The breach was disclosed Wednesday by T-Mobile to customers. Although the company didn’t provide hard numbers, it involves unauthorized access to certain T-Mobile employee email accounts, some of which contained account information for T-Mobile customers and employees.
Data stolen includes customer names and addresses, phone numbers, account numbers, rate plans and features, and billing information. Financial information and Social Security numbers were not affected.
T-Mobile said none of the information stolen has been used to commit fraud or misused in any way. The company advised users to review their accounts and update passwords to be on the safe side. In addition, affected customers are also being offered a free two-year subscription to an online credit monitoring service, a fairly typical offer following data breaches.
This is the second data breach for T-Mobile in the last six months. Two million customer records were stolen from the company following a hack that targeted an application programming interface linked to its customer website in November.
It’s notable that the data was stolen by compromising a third-party vendor. Wade Wooline, principal security researcher at security firm Rapid7 Inc., told SiliconANGLE that when organizations consider outsourcing traditional enterprise information technology services such as like email, special considerations need to be made for threat monitoring.
“Not only must the outsourced service or technology integrate with your existing logging and monitoring initiatives, but you may need to consider a new set of attack vectors to monitor for,” Wooline said. “In the case of outsourcing email to a SaaS provider, adding a layer of user behavior analytics to detect brute force attacks, authentications from unusual geographies, and simultaneous authentications from different geographies will address some of the new threats you might experience in the transition.”
Peter Goldstein, chief technology officer and co-founder of email security company Valimail Inc., noted that in an era when business email compromise attacks are proving to be a highly popular and effective attack method, these types of incidents are becoming far too common.

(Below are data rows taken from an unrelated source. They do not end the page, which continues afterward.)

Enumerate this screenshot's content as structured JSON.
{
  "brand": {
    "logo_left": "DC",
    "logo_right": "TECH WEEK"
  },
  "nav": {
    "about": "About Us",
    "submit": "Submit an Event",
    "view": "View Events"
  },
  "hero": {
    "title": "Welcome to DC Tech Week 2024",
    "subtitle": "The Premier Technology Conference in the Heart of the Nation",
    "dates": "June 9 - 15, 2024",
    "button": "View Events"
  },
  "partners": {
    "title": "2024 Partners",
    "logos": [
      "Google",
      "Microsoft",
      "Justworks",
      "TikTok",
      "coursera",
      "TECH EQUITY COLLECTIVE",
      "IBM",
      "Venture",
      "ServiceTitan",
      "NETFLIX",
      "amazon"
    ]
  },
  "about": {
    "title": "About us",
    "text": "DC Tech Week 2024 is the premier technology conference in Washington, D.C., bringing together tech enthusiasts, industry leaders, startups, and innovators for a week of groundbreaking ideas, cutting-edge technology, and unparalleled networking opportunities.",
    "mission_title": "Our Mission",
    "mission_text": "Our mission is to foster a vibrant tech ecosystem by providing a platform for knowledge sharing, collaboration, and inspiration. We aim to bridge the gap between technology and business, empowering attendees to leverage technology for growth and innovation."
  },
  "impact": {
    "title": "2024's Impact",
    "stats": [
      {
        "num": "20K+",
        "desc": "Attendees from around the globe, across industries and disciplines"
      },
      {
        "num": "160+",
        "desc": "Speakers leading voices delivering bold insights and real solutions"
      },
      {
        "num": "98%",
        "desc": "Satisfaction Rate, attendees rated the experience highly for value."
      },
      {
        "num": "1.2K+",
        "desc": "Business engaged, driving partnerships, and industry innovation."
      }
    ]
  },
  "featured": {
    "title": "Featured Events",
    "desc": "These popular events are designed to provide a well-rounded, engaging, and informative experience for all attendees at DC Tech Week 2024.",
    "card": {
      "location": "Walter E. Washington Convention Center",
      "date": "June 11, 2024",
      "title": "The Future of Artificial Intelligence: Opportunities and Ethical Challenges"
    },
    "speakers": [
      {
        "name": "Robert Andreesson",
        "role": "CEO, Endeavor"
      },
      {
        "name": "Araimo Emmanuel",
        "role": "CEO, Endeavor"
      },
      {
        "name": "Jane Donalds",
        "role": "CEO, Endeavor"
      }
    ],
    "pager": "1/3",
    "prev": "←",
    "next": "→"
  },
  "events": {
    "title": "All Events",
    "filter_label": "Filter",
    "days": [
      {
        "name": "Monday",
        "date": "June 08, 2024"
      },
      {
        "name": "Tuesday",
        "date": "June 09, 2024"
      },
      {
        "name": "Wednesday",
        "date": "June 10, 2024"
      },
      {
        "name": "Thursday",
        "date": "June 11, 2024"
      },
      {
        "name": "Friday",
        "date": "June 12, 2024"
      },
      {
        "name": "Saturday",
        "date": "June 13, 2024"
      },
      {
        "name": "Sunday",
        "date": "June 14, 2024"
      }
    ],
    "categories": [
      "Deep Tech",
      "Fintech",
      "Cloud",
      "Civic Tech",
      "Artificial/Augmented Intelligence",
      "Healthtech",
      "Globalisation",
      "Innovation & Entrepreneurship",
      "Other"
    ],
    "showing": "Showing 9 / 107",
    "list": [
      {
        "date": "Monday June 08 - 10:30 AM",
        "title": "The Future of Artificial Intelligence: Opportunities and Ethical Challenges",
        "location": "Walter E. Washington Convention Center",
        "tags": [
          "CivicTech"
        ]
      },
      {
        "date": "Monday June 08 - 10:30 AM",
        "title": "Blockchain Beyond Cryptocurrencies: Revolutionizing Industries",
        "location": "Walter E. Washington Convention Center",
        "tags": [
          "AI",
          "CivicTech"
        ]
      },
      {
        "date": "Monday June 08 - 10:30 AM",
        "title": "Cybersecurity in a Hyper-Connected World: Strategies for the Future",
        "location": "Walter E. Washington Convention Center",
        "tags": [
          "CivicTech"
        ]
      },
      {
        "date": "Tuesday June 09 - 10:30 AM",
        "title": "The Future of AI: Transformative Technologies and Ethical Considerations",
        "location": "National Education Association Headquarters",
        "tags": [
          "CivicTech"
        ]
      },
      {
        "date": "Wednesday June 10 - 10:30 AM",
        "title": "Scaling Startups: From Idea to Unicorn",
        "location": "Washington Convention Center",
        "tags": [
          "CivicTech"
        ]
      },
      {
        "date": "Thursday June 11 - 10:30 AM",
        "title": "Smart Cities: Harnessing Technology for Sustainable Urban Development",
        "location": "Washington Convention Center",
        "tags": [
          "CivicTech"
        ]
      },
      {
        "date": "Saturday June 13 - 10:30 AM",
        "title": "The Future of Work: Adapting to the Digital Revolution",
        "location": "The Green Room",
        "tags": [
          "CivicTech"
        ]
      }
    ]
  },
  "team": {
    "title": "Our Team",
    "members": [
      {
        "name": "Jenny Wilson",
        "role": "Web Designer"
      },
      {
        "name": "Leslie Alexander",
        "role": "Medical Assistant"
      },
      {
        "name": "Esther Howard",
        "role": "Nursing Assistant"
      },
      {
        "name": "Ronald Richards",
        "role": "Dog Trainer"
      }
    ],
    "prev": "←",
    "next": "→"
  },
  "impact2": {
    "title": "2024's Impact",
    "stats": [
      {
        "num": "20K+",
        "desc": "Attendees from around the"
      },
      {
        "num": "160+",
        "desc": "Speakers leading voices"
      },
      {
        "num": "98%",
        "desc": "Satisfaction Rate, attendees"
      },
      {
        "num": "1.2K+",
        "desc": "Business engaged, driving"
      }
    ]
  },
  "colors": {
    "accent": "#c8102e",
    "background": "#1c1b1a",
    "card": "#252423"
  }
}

“T-Mobile’s breach is a clear example of how hackers can obtain a wealth of sensitive information just by compromising email accounts,” he said. “With access to a plethora of personal data on past and current customers and employees, hackers can potentially trade this data for profit in dark web marketplaces, or use it to commit account takeover, identity theft or other scams.”
Ilia Kolochenko, founder and chief executive officer of web security company ImmuniWeb, said that in light of the obscure circumstances and clouded scope of the reported breach, it would be premature to assess the overall damage or speculate about the eventual consequences, though he said T-Mobile’s public response seems to be adequate.
“This does not shield T-Mobile from individual lawsuits and class actions from the victims, but will likely minimize any penalties that regulators may impose,” he said. “The victims will likely have to prove negligence or another relatively complicated legal basis to successfully sue, and most importantly, will have to establish their damages or seek an applicable statute that may quantify compensation.”